THE MOTHER: Of course that’s not a coat, there’s no warmth in it. And those – pointing to the six coats on the rack – are not coats either; they’re goods. If the coatmaker is to make his profit, then there can be no other coat for Ilyitch. This coat, Ilyitch, is the lesser evil, no coat at all would be the greater. Take your coat and go outdoors, Ilyitch; tell the snow to take care of you, as Mr Muratov doesn’t want to. You have got the wrong coat and the wrong parents, Ilyitch; they don’t know how to get coats for you. Go and tell the snow and the wind they should be snowing in here; it’s where the coats are.
[From Versuche 7, 1933, where it was included in the play as scene 10.]
(b) SCENE IN A RAILWAY CARRIAGE (from the 1935 New York production)
ACT THREE
Scene 1
A compartment in a railroad. Two wooden benches face each other, with racks for luggage overhead. In the rear is the hallway which runs the length of the train, and a window. It is a cold day, in the early winter of 1916.
The Mother enters dressed as a peasant woman with a kerchief over her head She looks around, sees nobody in the compartment
, sits down and waits.
THE MOTHER: I’m early. The train’s almost empty. This is my first important (Party) assignment. It’s dangerous, but I mustn’t be afraid. Pavel wouldn’t like it if he thought I was afraid. If only I could hear once in a while from Pavel! All I know is that he’s organising in the army at the front. That’s the most dangerous work there is, but it’s got to be done. All right, it’s got to be done. You must keep your wits together now, Pelagea Vlassova.
The Worker passes in the corridor, sees the Mother, comes in, looks cautiously about, and sits down beside her. For a moment they act as if they don’t know each other. Then:
THE WORKER blurting it out: The teacher’s gone!
THE MOTHER: Gone?
THE WORKER: I look behind and all of a sudden he isn’t following me any more. Gone, just like that.
THE MOTHER: But the grip!
THE WORKER: Grip’s gone too. Oh, these intellectuals, comrade. Crammed full of learning, everything from tree to fish. But they can’t do the simplest thing right; can’t even follow a man down the street.
THE MOTHER alarmed: Maybe something happened to him.
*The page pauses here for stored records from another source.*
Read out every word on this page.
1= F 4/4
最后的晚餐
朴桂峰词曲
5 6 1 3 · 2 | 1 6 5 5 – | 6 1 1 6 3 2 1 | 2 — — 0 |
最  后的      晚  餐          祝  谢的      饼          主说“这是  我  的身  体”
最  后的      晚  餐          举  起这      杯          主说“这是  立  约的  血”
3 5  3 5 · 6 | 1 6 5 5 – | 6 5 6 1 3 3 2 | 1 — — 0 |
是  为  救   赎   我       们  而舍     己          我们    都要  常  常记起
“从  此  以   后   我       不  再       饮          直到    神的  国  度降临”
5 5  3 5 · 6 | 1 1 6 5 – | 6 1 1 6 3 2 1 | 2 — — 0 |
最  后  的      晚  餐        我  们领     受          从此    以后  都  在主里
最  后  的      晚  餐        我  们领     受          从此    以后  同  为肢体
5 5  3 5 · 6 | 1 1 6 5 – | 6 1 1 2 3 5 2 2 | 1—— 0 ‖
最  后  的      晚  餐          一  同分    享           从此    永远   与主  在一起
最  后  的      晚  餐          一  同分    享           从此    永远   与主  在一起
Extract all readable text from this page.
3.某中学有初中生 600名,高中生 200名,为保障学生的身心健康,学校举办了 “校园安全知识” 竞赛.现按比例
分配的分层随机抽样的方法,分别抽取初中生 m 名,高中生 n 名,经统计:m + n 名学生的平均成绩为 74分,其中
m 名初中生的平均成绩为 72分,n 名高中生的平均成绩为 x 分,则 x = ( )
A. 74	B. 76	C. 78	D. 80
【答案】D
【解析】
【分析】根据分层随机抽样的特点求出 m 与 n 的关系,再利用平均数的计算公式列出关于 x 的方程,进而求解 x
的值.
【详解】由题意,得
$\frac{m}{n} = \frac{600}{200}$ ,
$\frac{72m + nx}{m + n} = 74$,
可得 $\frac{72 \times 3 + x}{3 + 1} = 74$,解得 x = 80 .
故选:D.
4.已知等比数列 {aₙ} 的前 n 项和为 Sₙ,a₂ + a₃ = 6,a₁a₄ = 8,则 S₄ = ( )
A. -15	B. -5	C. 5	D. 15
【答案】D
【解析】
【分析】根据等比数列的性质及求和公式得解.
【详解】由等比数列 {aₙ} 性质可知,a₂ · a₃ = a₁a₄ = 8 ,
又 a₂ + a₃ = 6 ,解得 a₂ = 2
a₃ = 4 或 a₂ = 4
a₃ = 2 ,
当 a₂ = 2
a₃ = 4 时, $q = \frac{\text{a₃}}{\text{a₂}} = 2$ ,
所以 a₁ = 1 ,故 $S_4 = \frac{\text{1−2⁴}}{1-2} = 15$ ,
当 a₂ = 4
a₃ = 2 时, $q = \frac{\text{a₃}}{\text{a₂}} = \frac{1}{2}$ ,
There are so many spies these days.
THE WORKER: All the more reason why he shouldn’t let anything happen to him.
THE MOTHER: But we can’t lose our literature. We better go back.
THE WORKER: Sure. Go right back and say: ‘Hoy, you spy. You can’t have that. We sat up all night printing it on our illegal presses. It’s our anti-war literature. It’s for the soldiers. What do you want with it? You’re a spy. Give it back.’
THE MOTHER: Don’t talk so loud. They’ll hear you in the next compartment. She gets up, goes to the hallway and looks into it.
THE WORKER: Anybody there?
THE MOTHER: No. She looks out the window. We walked too fast for him, maybe. He’s getting to be an old man. She sees something out the window; then she breathes in relief. There he is now: looking for us. You better signal him.